Classic video games from the 80s that many still know and love



There’s nothing more retro than this arcade title released in North America on Oct. 10, 1980. “Pac-Man” is the most well known video game character due to its simple yet effective design. The bright, yellow-mouthed circle Pac-Man travels through a maze while avoiding ghosts. He only has one goal: eat everything. The idea is well executed, if repetitive, as the maze map stays exactly the same. This makes sense for the arcade setting the game was intended to be in but lacks the prolonged engagement required to hold up well in a modern context. However, coming up with a strategy to avoid the ghosts or attack them still remains enjoyable today.



Super Mario Bros.

In this 1985 “Nintendo Entertainment System” classic, you play as the stout, heroic plumber Mario, with the goal of saving Princess Toadstool from the evil King Bowser. “Super Mario Bros.”–while largely being credited for it’s clever design principles and for saving the United States gaming industry–remains a video game in its purest form: one that manages to encapsulate the unadulterated fun of jumping around through a mythical kingdom.
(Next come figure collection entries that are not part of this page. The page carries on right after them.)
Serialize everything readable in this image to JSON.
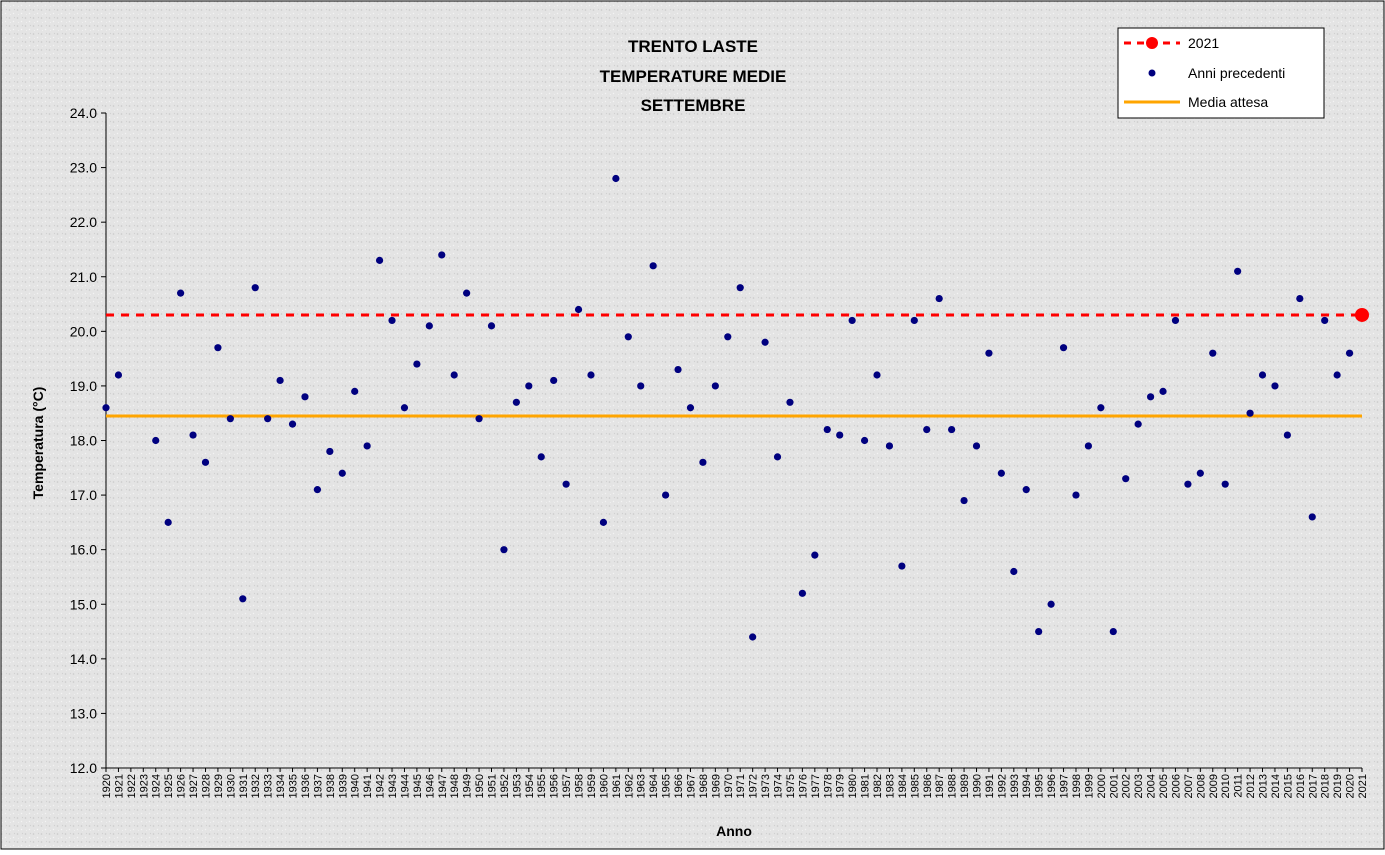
{
  "chart_data": {
    "type": "scatter",
    "title_lines": [
      "TRENTO LASTE",
      "TEMPERATURE MEDIE",
      "SETTEMBRE"
    ],
    "xlabel": "Anno",
    "ylabel": "Temperatura (°C)",
    "ylim": [
      12,
      24
    ],
    "ytick_step": 1,
    "xlim": [
      1920,
      2021
    ],
    "legend_position": "top-right",
    "grid": false,
    "series": [
      {
        "name": "2021",
        "kind": "highlight-point-with-dashed-line",
        "color": "#ff0000",
        "points": [
          {
            "x": 2021,
            "y": 20.3
          }
        ]
      },
      {
        "name": "Anni precedenti",
        "kind": "points",
        "color": "#00007f",
        "points": [
          {
            "x": 1920,
            "y": 18.6
          },
          {
            "x": 1921,
            "y": 19.2
          },
          {
            "x": 1924,
            "y": 18.0
          },
          {
            "x": 1925,
            "y": 16.5
          },
          {
            "x": 1926,
            "y": 20.7
          },
          {
            "x": 1927,
            "y": 18.1
          },
          {
            "x": 1928,
            "y": 17.6
          },
          {
            "x": 1929,
            "y": 19.7
          },
          {
            "x": 1930,
            "y": 18.4
          },
          {
            "x": 1931,
            "y": 15.1
          },
          {
            "x": 1932,
            "y": 20.8
          },
          {
            "x": 1933,
            "y": 18.4
          },
          {
            "x": 1934,
            "y": 19.1
          },
          {
            "x": 1935,
            "y": 18.3
          },
          {
            "x": 1936,
            "y": 18.8
          },
          {
            "x": 1937,
            "y": 17.1
          },
          {
            "x": 1938,
            "y": 17.8
          },
          {
            "x": 1939,
            "y": 17.4
          },
          {
            "x": 1940,
            "y": 18.9
          },
          {
            "x": 1941,
            "y": 17.9
          },
          {
            "x": 1942,
            "y": 21.3
          },
          {
            "x": 1943,
            "y": 20.2
          },
          {
            "x": 1944,
            "y": 18.6
          },
          {
            "x": 1945,
            "y": 19.4
          },
          {
            "x": 1946,
            "y": 20.1
          },
          {
            "x": 1947,
            "y": 21.4
          },
          {
            "x": 1948,
            "y": 19.2
          },
          {
            "x": 1949,
            "y": 20.7
          },
          {
            "x": 1950,
            "y": 18.4
          },
          {
            "x": 1951,
            "y": 20.1
          },
          {
            "x": 1952,
            "y": 16.0
          },
          {
            "x": 1953,
            "y": 18.7
          },
          {
            "x": 1954,
            "y": 19.0
          },
          {
            "x": 1955,
            "y": 17.7
          },
          {
            "x": 1956,
            "y": 19.1
          },
          {
            "x": 1957,
            "y": 17.2
          },
          {
            "x": 1958,
            "y": 20.4
          },
          {
            "x": 1959,
            "y": 19.2
          },
          {
            "x": 1960,
            "y": 16.5
          },
          {
            "x": 1961,
            "y": 22.8
          },
          {
            "x": 1962,
            "y": 19.9
          },
          {
            "x": 1963,
            "y": 19.0
          },
          {
            "x": 1964,
            "y": 21.2
          },
          {
            "x": 1965,
            "y": 17.0
          },
          {
            "x": 1966,
            "y": 19.3
          },
          {
            "x": 1967,
            "y": 18.6
          },
          {
            "x": 1968,
            "y": 17.6
          },
          {
            "x": 1969,
            "y": 19.0
          },
          {
            "x": 1970,
            "y": 19.9
          },
          {
            "x": 1971,
            "y": 20.8
          },
          {
            "x": 1972,
            "y": 14.4
          },
          {
            "x": 1973,
            "y": 19.8
          },
          {
            "x": 1974,
            "y": 17.7
          },
          {
            "x": 1975,
            "y": 18.7
          },
          {
            "x": 1976,
            "y": 15.2
          },
          {
            "x": 1977,
            "y": 15.9
          },
          {
            "x": 1978,
            "y": 18.2
          },
          {
            "x": 1979,
            "y": 18.1
          },
          {
            "x": 1980,
            "y": 20.2
          },
          {
            "x": 1981,
            "y": 18.0
          },
          {
            "x": 1982,
            "y": 19.2
          },
          {
            "x": 1983,
            "y": 17.9
          },
          {
            "x": 1984,
            "y": 15.7
          },
          {
            "x": 1985,
            "y": 20.2
          },
          {
            "x": 1986,
            "y": 18.2
          },
          {
            "x": 1987,
            "y": 20.6
          },
          {
            "x": 1988,
            "y": 18.2
          },
          {
            "x": 1989,
            "y": 16.9
          },
          {
            "x": 1990,
            "y": 17.9
          },
          {
            "x": 1991,
            "y": 19.6
          },
          {
            "x": 1992,
            "y": 17.4
          },
          {
            "x": 1993,
            "y": 15.6
          },
          {
            "x": 1994,
            "y": 17.1
          },
          {
            "x": 1995,
            "y": 14.5
          },
          {
            "x": 1996,
            "y": 15.0
          },
          {
            "x": 1997,
            "y": 19.7
          },
          {
            "x": 1998,
            "y": 17.0
          },
          {
            "x": 1999,
            "y": 17.9
          },
          {
            "x": 2000,
            "y": 18.6
          },
          {
            "x": 2001,
            "y": 14.5
          },
          {
            "x": 2002,
            "y": 17.3
          },
          {
            "x": 2003,
            "y": 18.3
          },
          {
            "x": 2004,
            "y": 18.8
          },
          {
            "x": 2005,
            "y": 18.9
          },
          {
            "x": 2006,
            "y": 20.2
          },
          {
            "x": 2007,
            "y": 17.2
          },
          {
            "x": 2008,
            "y": 17.4
          },
          {
            "x": 2009,
            "y": 19.6
          },
          {
            "x": 2010,
            "y": 17.2
          },
          {
            "x": 2011,
            "y": 21.1
          },
          {
            "x": 2012,
            "y": 18.5
          },
          {
            "x": 2013,
            "y": 19.2
          },
          {
            "x": 2014,
            "y": 19.0
          },
          {
            "x": 2015,
            "y": 18.1
          },
          {
            "x": 2016,
            "y": 20.6
          },
          {
            "x": 2017,
            "y": 16.6
          },
          {
            "x": 2018,
            "y": 20.2
          },
          {
            "x": 2019,
            "y": 19.2
          },
          {
            "x": 2020,
            "y": 19.6
          }
        ]
      },
      {
        "name": "Media attesa",
        "kind": "horizontal-line",
        "color": "#ffa500",
        "y": 18.45
      }
    ]
  }
}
This is a 2-D platform game at its finest. From the eloquent design of Level 1-1, to the memorable characters and music, “Super Mario Bros.” remains as well crafted as ever. While the small blemishes of outdated graphics and slippery game physics are noticeable today, they don’t take away from the enjoyment experienced playing this game.













The Russian puzzler best known for its July 31, 1989 release on the “Nintendo Game Boy” may seem too basic to uphold an addictive quality, but its simplicity is what drives its addictive nature. In “Tetris” one of seven four-squared “Tetromino” blocks randomly falls from the top of the screen. The player’s goal is to survive as long as they can, moving and orienting the pieces in order to clear out a solid row of blocks. Developing a strategy to fill each row and prevent the blocks from reaching the top of the screen is satisfying gameplay gimmick. Accompanied by a catchy tune and more challenging levels, the game quickly ingrains itself in your memory. “Tetris,” even on the dull green screen of the aged, brick-like “Game Boy”–with its unpretentious graphics–remains a hallmark for its time and in a modern context.